Today’s blog post is going to be one of those rare “self-disclosure” posts. I don’t do that very often because, well, I don’t want to. But once in a while, maybe something I’ve faced can help someone else, so I’ll try to write about it.
Sometimes, your life is going to take you into places you never thought you’d go – I’m referring to bad places you never thought you’d go. A forced career change, a marriage failure, a death, a financial reversal, even a reevaluation of your spiritual convictions. In the past 5-6 years, I’ve experienced all those things. And in the process, some parts of me died. How could they not? That stuff is crazy.
But in the past few months, I’ve noticed a kind of reawakening. Man, that sounds deep. Let’s just say, I’ve noticed I’ve kind of bounced back. Bounced back sounds better than “reawakening.” Bounced back sounds fun and full of life; “reawakening” sounds like something that happens on one of those retreats where people have to get in a circle and “share” about themselves. Everybody hates that. Let’s stick with bouncing back.
Always wanting to be of service to my loyal readers, I’m going to share with you some of things I’ve done that have helped me to bounce back. There might be other things I could have done, but I did these things. Plus, it’s possible I could have bounced back by only doing a few of the things on this list, but I did all of them…
1. Don’t keep trying to have stuff/do stuff/be stuff that’s gone. When stuff is over, let it be over. Know when to say when. If you don’t know, ask me – I’ll probably say, Now!!
2. Do something to serve people. It doesn’t have to be a big thing. Just something to force you to recognize that other people besides you are struggling, too. Being in a time of extreme stress causes us to become incredibly self-absorbed. You have to force yourself to think about other people, even if it’s just in small amounts once in a while. Help in a homeless shelter for an hour, take clothing to the Salvation Army, bring an extra $5 with you when you know you’re going to pass by that same nutty homeless woman and give it to her… just do something, intentionally, for someone else on a regular basis. Get your head out of your own butt for a while.
3. Forgive some people. I know, this is hard. Even if you don’t want to hang out with them anymore (and for some people, that’s a good idea – see #4), at least change your view of your enemies.
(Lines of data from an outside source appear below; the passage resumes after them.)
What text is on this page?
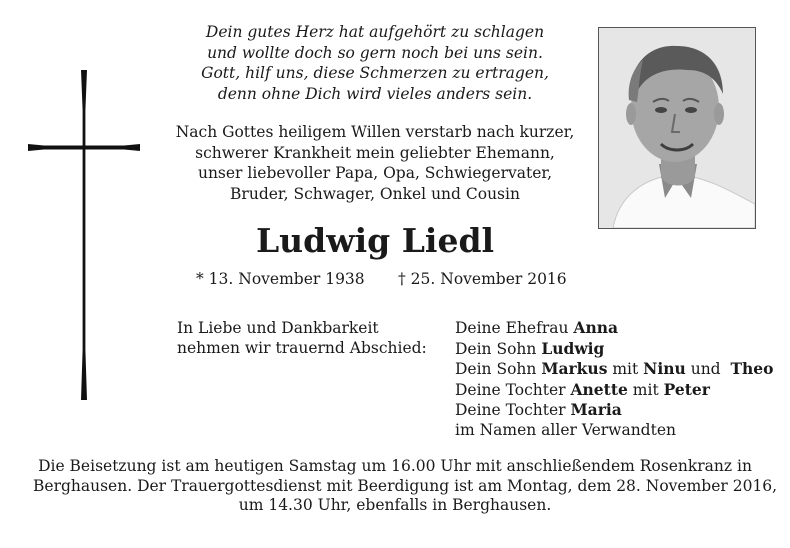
Dein gutes Herz hat aufgehört zu schlagen
und wollte doch so gern noch bei uns sein.
Gott, hilf uns, diese Schmerzen zu ertragen,
denn ohne Dich wird vieles anders sein.
Nach Gottes heiligem Willen verstarb nach kurzer,
schwerer Krankheit mein geliebter Ehemann,
unser liebevoller Papa, Opa, Schwiegervater,
Bruder, Schwager, Onkel und Cousin
Ludwig Liedl
* 13. November 1938 † 25. November 2016
In Liebe und Dankbarkeit
nehmen wir trauernd Abschied:
Deine Ehefrau Anna
Dein Sohn Ludwig
Dein Sohn Markus mit Ninu und  Theo
Deine Tochter Anette mit Peter
Deine Tochter Maria
im Namen aller Verwandten
Die Beisetzung ist am heutigen Samstag um 16.00 Uhr mit anschließendem Rosenkranz in
Berghausen. Der Trauergottesdienst mit Beerdigung ist am Montag, dem 28. November 2016,
um 14.30 Uhr, ebenfalls in Berghausen.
If you’re a person of faith, you have to recognize that your enemy is valued by God, as much as you are. Start by acknowledging that and see where that gets you.
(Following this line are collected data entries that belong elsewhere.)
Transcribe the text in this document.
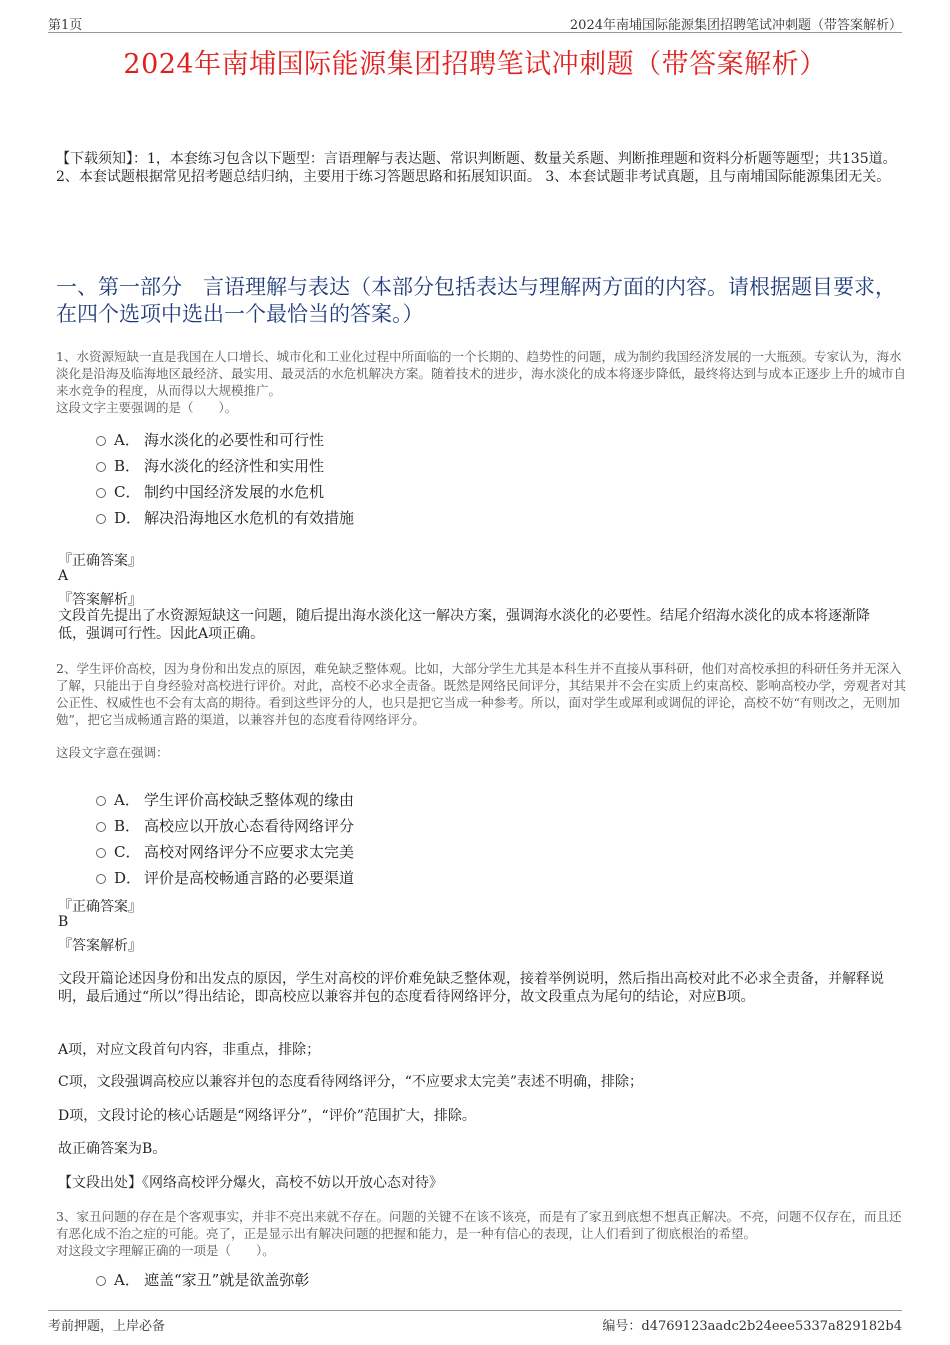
第1页	2024年南埔国际能源集团招聘笔试冲刺题（带答案解析）
2024年南埔国际能源集团招聘笔试冲刺题（带答案解析）
【下载须知】：1，本套练习包含以下题型：言语理解与表达题、常识判断题、数量关系题、判断推理题和资料分析题等题型；共135道。 2、本套试题根据常见招考题总结归纳，主要用于练习答题思路和拓展知识面。 3、本套试题非考试真题，且与南埔国际能源集团无关。
一、第一部分　言语理解与表达（本部分包括表达与理解两方面的内容。请根据题目要求，在四个选项中选出一个最恰当的答案。）
1、水资源短缺一直是我国在人口增长、城市化和工业化过程中所面临的一个长期的、趋势性的问题，成为制约我国经济发展的一大瓶颈。专家认为，海水淡化是沿海及临海地区最经济、最实用、最灵活的水危机解决方案。随着技术的进步，海水淡化的成本将逐步降低，最终将达到与成本正逐步上升的城市自来水竞争的程度，从而得以大规模推广。
这段文字主要强调的是（　　）。
A． 海水淡化的必要性和可行性
B． 海水淡化的经济性和实用性
C． 制约中国经济发展的水危机
D． 解决沿海地区水危机的有效措施
『正确答案』
A
『答案解析』
文段首先提出了水资源短缺这一问题，随后提出海水淡化这一解决方案，强调海水淡化的必要性。结尾介绍海水淡化的成本将逐渐降低，强调可行性。因此A项正确。
2、学生评价高校，因为身份和出发点的原因，难免缺乏整体观。比如，大部分学生尤其是本科生并不直接从事科研，他们对高校承担的科研任务并无深入了解，只能出于自身经验对高校进行评价。对此，高校不必求全责备。既然是网络民间评分，其结果并不会在实质上约束高校、影响高校办学，旁观者对其公正性、权威性也不会有太高的期待。看到这些评分的人，也只是把它当成一种参考。所以，面对学生或犀利或调侃的评论，高校不妨“有则改之，无则加勉”，把它当成畅通言路的渠道，以兼容并包的态度看待网络评分。
这段文字意在强调：
A． 学生评价高校缺乏整体观的缘由
B． 高校应以开放心态看待网络评分
C． 高校对网络评分不应要求太完美
D． 评价是高校畅通言路的必要渠道
『正确答案』
B
『答案解析』
文段开篇论述因身份和出发点的原因，学生对高校的评价难免缺乏整体观，接着举例说明，然后指出高校对此不必求全责备，并解释说明，最后通过“所以”得出结论，即高校应以兼容并包的态度看待网络评分，故文段重点为尾句的结论，对应B项。
A项，对应文段首句内容，非重点，排除；
C项，文段强调高校应以兼容并包的态度看待网络评分，“不应要求太完美”表述不明确，排除；
D项，文段讨论的核心话题是“网络评分”，“评价”范围扩大，排除。
故正确答案为B。
【文段出处】《网络高校评分爆火，高校不妨以开放心态对待》
3、家丑问题的存在是个客观事实，并非不亮出来就不存在。问题的关键不在该不该亮，而是有了家丑到底想不想真正解决。不亮，问题不仅存在，而且还有恶化成不治之症的可能。亮了，正是显示出有解决问题的把握和能力，是一种有信心的表现，让人们看到了彻底根治的希望。
对这段文字理解正确的一项是（　　）。
A． 遮盖“家丑”就是欲盖弥彰
考前押题，上岸必备	编号：d4769123aadc2b24eee5337a829182b4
4. Eliminate the people who make you miserable. Just do it; don’t get into lengthy explanations, don’t taper off with them, don’t negotiate. Just drop them.
5. Do something HUGE, to shock yourself into a new perspective. Like, go to Uganda or something like that.
6. Learn to play one of the shorter Chopin piano pieces. This may require a prerequisite of some piano background first. But I gotta say, a year or two ago, in a little house on a windy cliff overlooking the ocean, Chopin was good to me. Just saying.
7. Find some new cool friends. That doesn’t mean you have to get rid of your other friends (except the crazy ones). But supplement yourself with some new cool friends, who didn’t know you before, and who really don’t need to hear about your former life or your adjustments or whatever. They’re just your new cool friends, and you’re starting a new chapter with them. Something about having new cool friends kind of reinforces the fact that your old life is in the past.
Well, that’s pretty much it. Those are the main things I’ve done over the past 5-6 years or so. I’m not the same person I was back then in some ways, but in many ways I’m better.